Clustering on Cytoscape

Charles

unread,

Sep 19, 2018, 6:32:29 PM9/19/18

to cytoscape-helpdesk

Following the results I obtained with four clustering algorithms on the same network

Community Clustering results: Clusters: 12 Average size: 108.75 Maximum size: 175 Minimum size: 5 Modularity: 0.622
FCM results: Clusters: 2 Average size: 881.5 Maximum size: 996 Minimum size: 767 Modularity: 0.602
MCL results: Clusters: 136 Average size: 9.581 Maximum size: 61 Minimum size: 2 Modularity: 0.409
AP results: Clusters: 54 Average size: 24.167 Maximum size: 569 Minimum size: 1 Modularity: 0.37

Why is there such big differences? How will I decide which one to use? Are modularity scores comparable between algorithms or just between partitions within an algorithm? Kindly advice.

Matthias König

unread,

Sep 20, 2018, 8:19:53 AM9/20/18

to cytoscape-helpdesk

Hi Charles,

In my personal opinion the results of cluster algorithm depend strongly on the method you are using to create the clusters and the distance measurement you apply within the clustering. I.e. most of the times you will get varying results depending on the applied methods (for linkage).

The main problem with clustering is that you will always get clusters (and most the the people are just happy with what a given algorithm is giving them), but this means by no means that these clusters are robust, i.e. reproducible with different methods.
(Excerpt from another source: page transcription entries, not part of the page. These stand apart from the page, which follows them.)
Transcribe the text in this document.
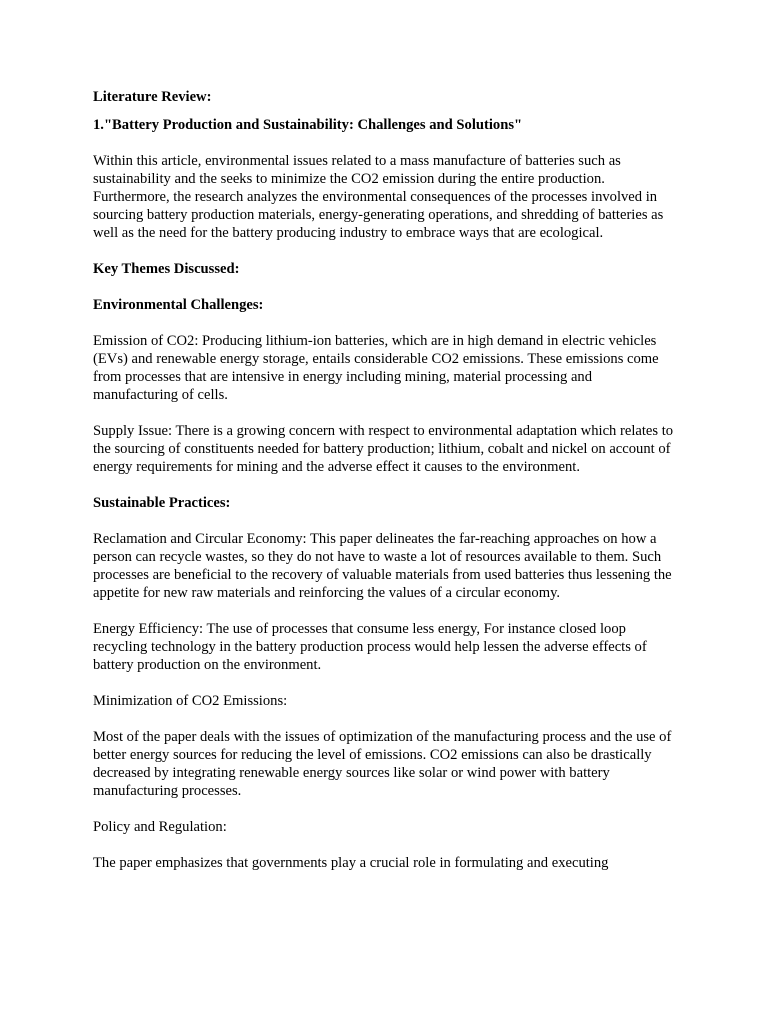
Literature Review:

1."Battery Production and Sustainability: Challenges and Solutions"

Within this article, environmental issues related to a mass manufacture of batteries such as sustainability and the seeks to minimize the CO2 emission during the entire production. Furthermore, the research analyzes the environmental consequences of the processes involved in sourcing battery production materials, energy-generating operations, and shredding of batteries as well as the need for the battery producing industry to embrace ways that are ecological.

Key Themes Discussed:

Environmental Challenges:

Emission of CO2: Producing lithium-ion batteries, which are in high demand in electric vehicles (EVs) and renewable energy storage, entails considerable CO2 emissions. These emissions come from processes that are intensive in energy including mining, material processing and manufacturing of cells.

Supply Issue: There is a growing concern with respect to environmental adaptation which relates to the sourcing of constituents needed for battery production; lithium, cobalt and nickel on account of energy requirements for mining and the adverse effect it causes to the environment.

Sustainable Practices:

Reclamation and Circular Economy: This paper delineates the far-reaching approaches on how a person can recycle wastes, so they do not have to waste a lot of resources available to them. Such processes are beneficial to the recovery of valuable materials from used batteries thus lessening the appetite for new raw materials and reinforcing the values of a circular economy.

Energy Efficiency: The use of processes that consume less energy, For instance closed loop recycling technology in the battery production process would help lessen the adverse effects of battery production on the environment.

Minimization of CO2 Emissions:

Most of the paper deals with the issues of optimization of the manufacturing process and the use of better energy sources for reducing the level of emissions. CO2 emissions can also be drastically decreased by integrating renewable energy sources like solar or wind power with battery manufacturing processes.

Policy and Regulation:

The paper emphasizes that governments play a crucial role in formulating and executing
Other things like using z-scores or normalizing rows/columns of your matrix also play a major role for clustering results.

Unfortunately, this is only very seldom discussed in publications, i.e. that results with cluster analysis strongly depend on the method used. Reported clusters are always presented as a robust reality, which is not very often the case.

I personally use multiple algorithms and distance measures and see which clusters are robustly found, i.e. which members occur always together in clusters. Make sure to report the method for clustering (i.e. the linkage used), normalization, and distance measure used when reporting cluster results (so others can get the same clusters based on your published data, and could compare your results with results obtained with other methods). Than you can at least be sure that your results are fairly robust.

These are routines for agglomerative clustering.

`linkage`(y[, method, metric, optimal_ordering])	Perform hierarchical/agglomerative clustering.
`single`(y)	Perform single/min/nearest linkage on the condensed distance matrix `y`.
`complete`(y)	Perform complete/max/farthest point linkage on a condensed distance matrix.
`average`(y)	Perform average/UPGMA linkage on a condensed distance matrix.
`weighted`(y)	Perform weighted/WPGMA linkage on the condensed distance matrix.
`centroid`(y)	Perform centroid/UPGMC linkage.
`median`(y)	Perform median/WPGMC linkage.
`ward`(y)	Perform Ward’s linkage on a condensed distance matrix.

These are possible metrics on the distance calculation

The distance metric to use. The distance function can be ‘braycurtis’, ‘canberra’, ‘chebyshev’, ‘cityblock’, ‘correlation’, ‘cosine’, ‘dice’, ‘euclidean’, ‘hamming’, ‘jaccard’, ‘kulsinski’, ‘mahalanobis’, ‘matching’, ‘minkowski’, ‘rogerstanimoto’, ‘russellrao’, ‘seuclidean’, ‘sokalmichener’, ‘sokalsneath’, ‘sqeuclidean’, ‘yule’.

Good information can be found here

https://docs.scipy.org/doc/scipy/reference/generated/scipy.cluster.hierarchy.linkage.html#scipy.cluster.hierarchy.linkage



	Best M

Scooter Morris

unread,

Sep 20, 2018, 11:16:11 AM9/20/18

to cytoscape-helpdesk

Hi Charles,

As Matthias points out, there are lots of things to consider when you are doing clustering, and it's not straightforward to compare across algorithms. In your case, you are partitioning your network based on the edges between your nodes. Here are some things to consider:

Are you using edge weights?
How have you normalized (or converted) the edge weights?
What parameters are you using in the various clustering algorithms?
Do the results make biological sense?

The only "real" way to determine which clustering algorithm works best for you is to compare the results with a biologically meaningful set of knowns (e.g. a "gold standard"). To answer your question directly, though, you can certainly compare the modularity score, but it may not have any biological meaning -- it's just giving you a sense of the number of edges within the cluster vs. the number of edges between clusters. The only real way to see if things make sense is to look at the nodes and edges in your clusters, or look at the clusters within the context of the entire network. Generally, I've had pretty good success with MCL, but I find I have to play with the granularity parameter a bit sometimes.